Salvador e "O anel de Giges"
Segue trecho de “A República”:
“Giges
era um pastor que servia em casa do que era então soberano da Lídia. Devido a
uma grande tempestade e tremor de terra, rasgou-se o solo e abriu-se uma fenda
no local onde ele apascentava o rebanho. Admirado ao ver tal coisa, desceu por
lá e contemplou, entre outras maravilhas que para aí fantasiam, um cavalo de
bronze, oco, com umas aberturas, espreitando através das quais viu lá dentro um
cadáver, aparentemente maior do que um homem, e que não tinha mais nada senão
um anel de ouro na mão. Arrancou-lho e saiu. Ora, como os pastores se tivessem
reunido, da maneira habitual, a fim de comunicarem ao rei, todos os meses, o
que dizia respeito aos rebanhos, Giges foi lá também, com o seu anel. Estando
ele, pois, sentado no meio dos outros, deu por acaso uma volta ao engaste do
anel para dentro, em direção à parte interna da mão, e, ao fazer isso,
tornou-se invisível para os que estavam ao lado, os quais falavam dele como se
tivesse ido embora. Admirado, passou de novo a mão pelo anel e virou para fora
o engaste. Assim que o fez, tornou-se visível. Tendo observado estes fatos,
experimentou, a ver se o anel tinha aquele poder, e verificou que, se voltasse
o engaste para dentro, se tornava invisível; se o voltasse para fora, ficava
visível. Assim senhor de si, logo fez com que fosse um dos delegados que iam
junto do rei. Uma vez lá chegando, seduziu a mulher do soberano, e com o
auxílio dela, atacou-o, e assim tomou o poder.”
Platão
Refletindo o texto acima e trazendo para a
realidade dos dias atuais podemos dizer que o homem não nasce bom ou ruim, tem
a índole do mal ou do bem? Ou nada do que Platão escreveu faz sentido ?
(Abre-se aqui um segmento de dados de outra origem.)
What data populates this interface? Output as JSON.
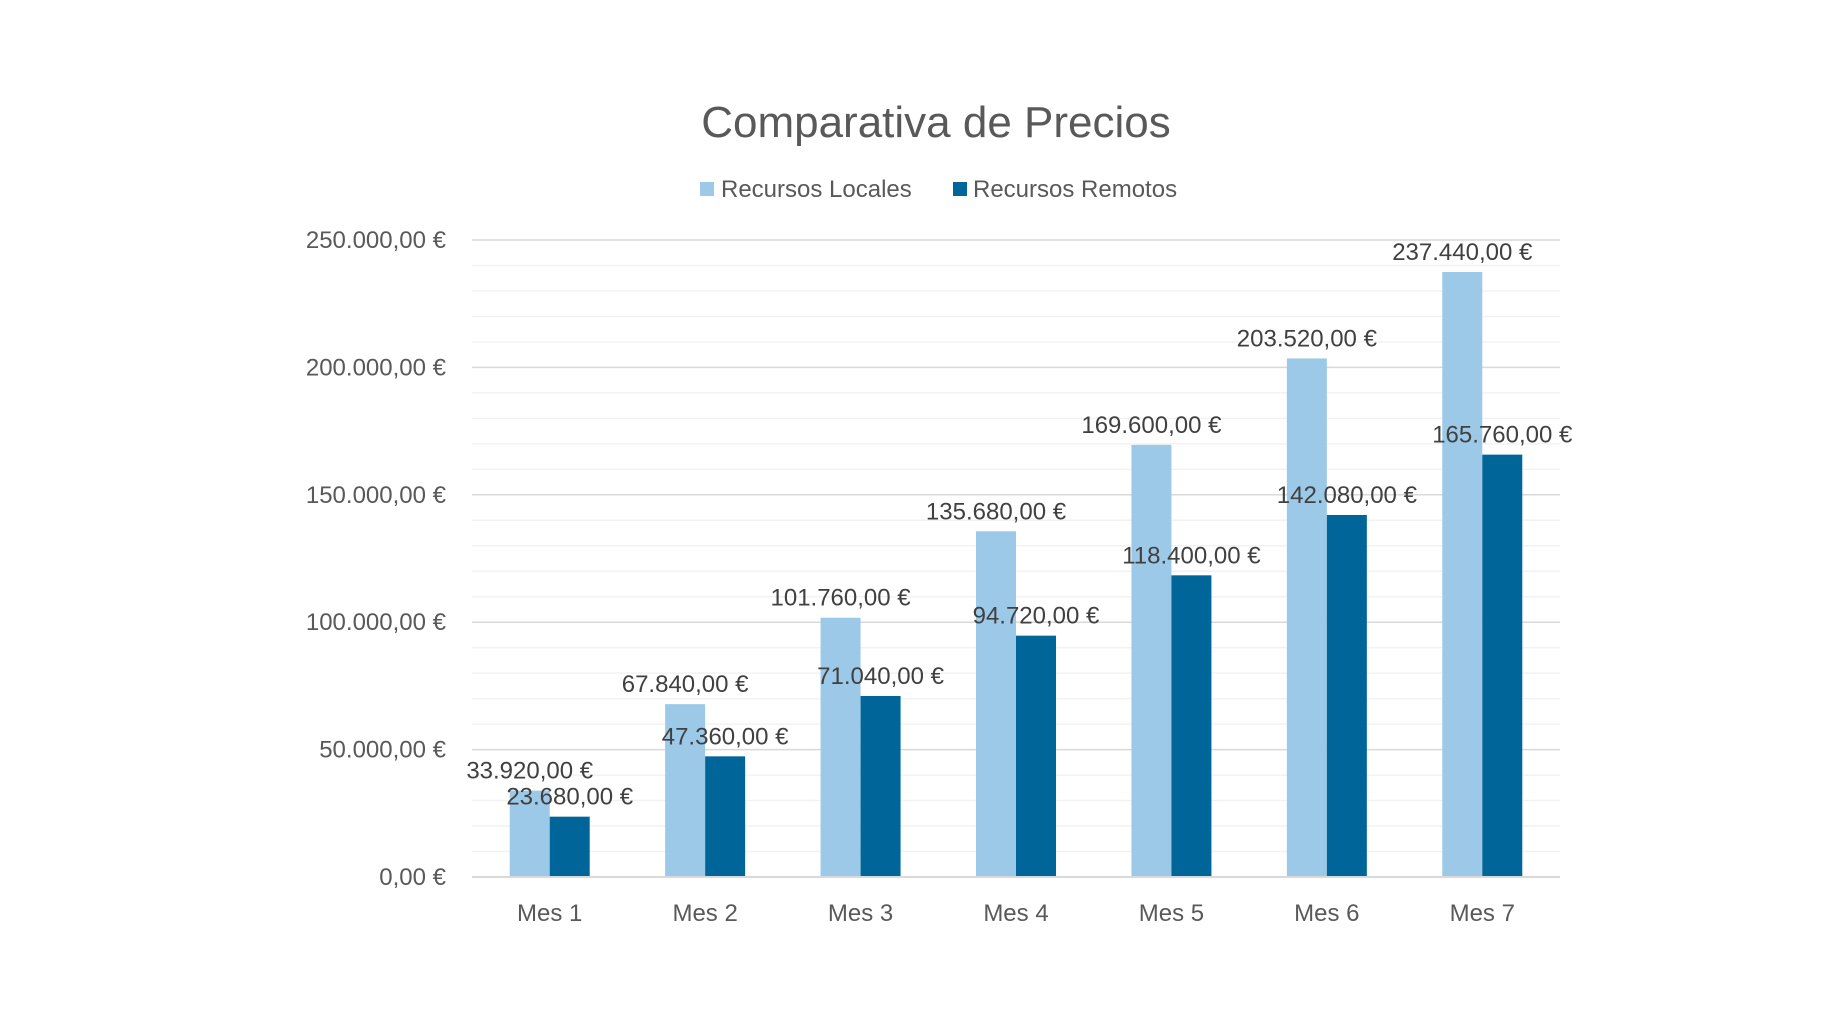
{
  "chart_data": {
    "type": "bar",
    "title": "Comparativa de Precios",
    "categories": [
      "Mes 1",
      "Mes 2",
      "Mes 3",
      "Mes 4",
      "Mes 5",
      "Mes 6",
      "Mes 7"
    ],
    "series": [
      {
        "name": "Recursos Locales",
        "color": "#9DC9E9",
        "values": [
          33920,
          67840,
          101760,
          135680,
          169600,
          203520,
          237440
        ],
        "labels": [
          "33.920,00 €",
          "67.840,00 €",
          "101.760,00 €",
          "135.680,00 €",
          "169.600,00 €",
          "203.520,00 €",
          "237.440,00 €"
        ]
      },
      {
        "name": "Recursos Remotos",
        "color": "#006699",
        "values": [
          23680,
          47360,
          71040,
          94720,
          118400,
          142080,
          165760
        ],
        "labels": [
          "23.680,00 €",
          "47.360,00 €",
          "71.040,00 €",
          "94.720,00 €",
          "118.400,00 €",
          "142.080,00 €",
          "165.760,00 €"
        ]
      }
    ],
    "ylim": [
      0,
      250000
    ],
    "yticks": [
      0,
      50000,
      100000,
      150000,
      200000,
      250000
    ],
    "ytick_labels": [
      "0,00 €",
      "50.000,00 €",
      "100.000,00 €",
      "150.000,00 €",
      "200.000,00 €",
      "250.000,00 €"
    ],
    "minor_step": 10000,
    "grid": true,
    "legend_position": "top",
    "colors": {
      "text": "#595959",
      "data_label": "#404040",
      "major_grid": "#D9D9D9",
      "minor_grid": "#F2F2F2"
    }
  }
}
Pensando no que aconteceu em Salvador, podemos
afirmar que as ideias de Platão estão atualizadas. A ideia de moral é
desenvolvida por Platão como um comportamento livre de repressão ou punição, ou
seja, nossas ações exercidas livres de punições ou algum tipo de repressão é o
que constitui a nossa moral. Se por causa da punição ou repressão mudamos nosso
comportamento, isso não é moral. Como também, podemos definir moral como um
conjunto de atitudes livres de julgamentos, que nos privam de algo em prol do
bem-estar do próximo e da convivência humana. É importante lembrar que é uma
privação imposta a você mesmo.
O texto trata da possibilidade da invisibilidade
dada pelo Anel, e como isso altera a conduta Giges. Para ele, trair e matar não
faziam parte da conduta moral, pois enquanto visível era uma pessoa tranquila e
pacata.
No caso de Salvador, podemos dizer que a greve
policial deu o poder da invisibilidade para a população e algumas pessoas
executaram várias ações que não faziam parte da conduta moral. Para esse grupo,
roubar, fazer arrastões e saquear são atos privados pela punição e repressão do Estado.
Se por um lado há vários exemplos das ideias de
Platão sobre o anel no contexto da sociedade brasileira, como por exemplo a
imunidade parlamentar, as várias brechas e a desatualização do código penal, a
falta de eficácia na punição da corrupção entre os vários anéis de Giges em
nosso país, por outro a conduta moral do país vai mal. Observa-se que nesses
exemplos, a ausência de punição ou repressão não faz ninguém se privar em prol
do próximo. Políticos não deixam de desviar dinheiro pensando no hospital ou
escola que poderiam ser melhores com o dinheiro desviado, nem mesmo atos de
roubo e violência que poderiam ser evitados com a consciência de não prejudicar
o outro.
Mais uma vez vemos como saída a educação, educação no
sentido mais amplo. Nossas crianças aprendendo tanto português, matemática,
ciências, história, geografia e outros conhecimentos, quanto ética e moral. Por
que se somos mal avaliados em português e matemática, por que não seríamos nas
nossas condutas morais em sociedade? Fica a pergunta.